Rassicurati dalla presenza di Mandubracio i Trinovanti mandarono ambasciatori, chiedendo che Cesare rimandi Mandubracio perché assuma il regno.

Promettono di conformarsi ai suoi ordini.

Cesare comandò che gli fossero consegnati quaranta ostaggi e grano per l'esercito, ciò che fecero puntualmente.

Gli Iceni, assieme a tribù minori, confortati dalla clemenza di Cesare, seguirono l'esempio dei Trinovanti e passarono dalla nostra parte.

Cassivellauno stava raccogliendo il frutto della sua perfida crudeltà. 

 

VIII – Arrivato sul Tamigi, Cesare fu guidato dai Trinovanti nell'unico punto dove si poteva attraversare a piedi.

Dall'altro lato del fiume i nemici ci aspettavano in armi: Cesare pertanto mandò avanti la cavalleria, seguita dai legionari con tanto impeto che i nemici non ressero ai nostri e si diedero alla fuga. 

Cassivellauno, visto che la fanteria era per lui solo un peso, trattenne presso di sé solo gli essedi e la cavalleria scelta, congedò tutti gli altri, non volendo o non potendo sfamare quel gran numero di truppe che aveva chiamato alle armi.

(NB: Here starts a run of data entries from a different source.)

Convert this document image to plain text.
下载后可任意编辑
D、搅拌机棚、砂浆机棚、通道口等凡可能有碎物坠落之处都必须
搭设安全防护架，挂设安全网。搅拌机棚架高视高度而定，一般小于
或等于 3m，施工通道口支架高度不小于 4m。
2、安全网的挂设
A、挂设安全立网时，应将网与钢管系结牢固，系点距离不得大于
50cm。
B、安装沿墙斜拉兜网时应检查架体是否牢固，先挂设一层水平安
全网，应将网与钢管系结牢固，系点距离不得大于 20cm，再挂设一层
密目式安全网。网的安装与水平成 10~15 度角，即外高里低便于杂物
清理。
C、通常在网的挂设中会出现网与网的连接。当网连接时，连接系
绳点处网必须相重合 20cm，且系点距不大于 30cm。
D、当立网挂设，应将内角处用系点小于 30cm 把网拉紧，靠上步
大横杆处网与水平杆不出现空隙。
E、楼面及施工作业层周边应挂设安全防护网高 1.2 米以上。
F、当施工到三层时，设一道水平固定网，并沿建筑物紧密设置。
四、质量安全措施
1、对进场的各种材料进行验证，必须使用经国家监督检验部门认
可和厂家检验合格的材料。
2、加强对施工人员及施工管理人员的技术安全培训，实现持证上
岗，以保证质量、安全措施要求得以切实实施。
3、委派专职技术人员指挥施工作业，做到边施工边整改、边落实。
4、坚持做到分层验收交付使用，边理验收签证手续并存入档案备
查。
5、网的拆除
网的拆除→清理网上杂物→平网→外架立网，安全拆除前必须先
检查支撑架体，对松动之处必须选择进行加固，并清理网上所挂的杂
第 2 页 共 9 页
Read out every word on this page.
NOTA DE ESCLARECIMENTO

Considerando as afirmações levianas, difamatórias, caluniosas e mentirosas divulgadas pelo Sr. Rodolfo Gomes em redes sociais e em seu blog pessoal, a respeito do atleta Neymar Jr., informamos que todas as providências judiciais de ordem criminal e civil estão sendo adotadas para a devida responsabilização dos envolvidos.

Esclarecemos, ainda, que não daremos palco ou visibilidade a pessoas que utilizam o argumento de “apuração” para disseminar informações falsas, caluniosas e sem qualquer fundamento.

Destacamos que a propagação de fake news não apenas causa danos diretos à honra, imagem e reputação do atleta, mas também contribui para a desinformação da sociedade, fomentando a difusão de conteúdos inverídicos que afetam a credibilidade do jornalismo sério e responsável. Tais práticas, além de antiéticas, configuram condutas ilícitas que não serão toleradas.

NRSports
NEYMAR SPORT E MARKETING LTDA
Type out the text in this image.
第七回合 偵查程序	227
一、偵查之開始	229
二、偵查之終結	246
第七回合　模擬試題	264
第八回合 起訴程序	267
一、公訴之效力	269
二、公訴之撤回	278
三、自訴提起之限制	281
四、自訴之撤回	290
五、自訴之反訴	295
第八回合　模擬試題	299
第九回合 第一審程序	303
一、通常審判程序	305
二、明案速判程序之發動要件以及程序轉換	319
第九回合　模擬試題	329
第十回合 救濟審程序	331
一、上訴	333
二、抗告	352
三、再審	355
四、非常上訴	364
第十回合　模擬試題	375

Perduta la speranza di sconfiggerci in campo aperto, mutata tattica, decise di logorarci attaccando i nostri cavalieri non appena si allontanavano dalla colonna delle legioni.

Cesare rispose devastando e bruciando i villaggi dei suoi sudditi.

Gli Iceni, che come detto erano passati dalla nostra parte, informarono Cesare che Cassivellauno si era nascosto con le sue truppe, fortificandosi entro una fitta foresta.
Cesare allora avanzò con tutte le legioni (erano cinque), i Britanni dopo una breve resistenza scapparono, abbandonando nel campo una grande quantità di bestiame.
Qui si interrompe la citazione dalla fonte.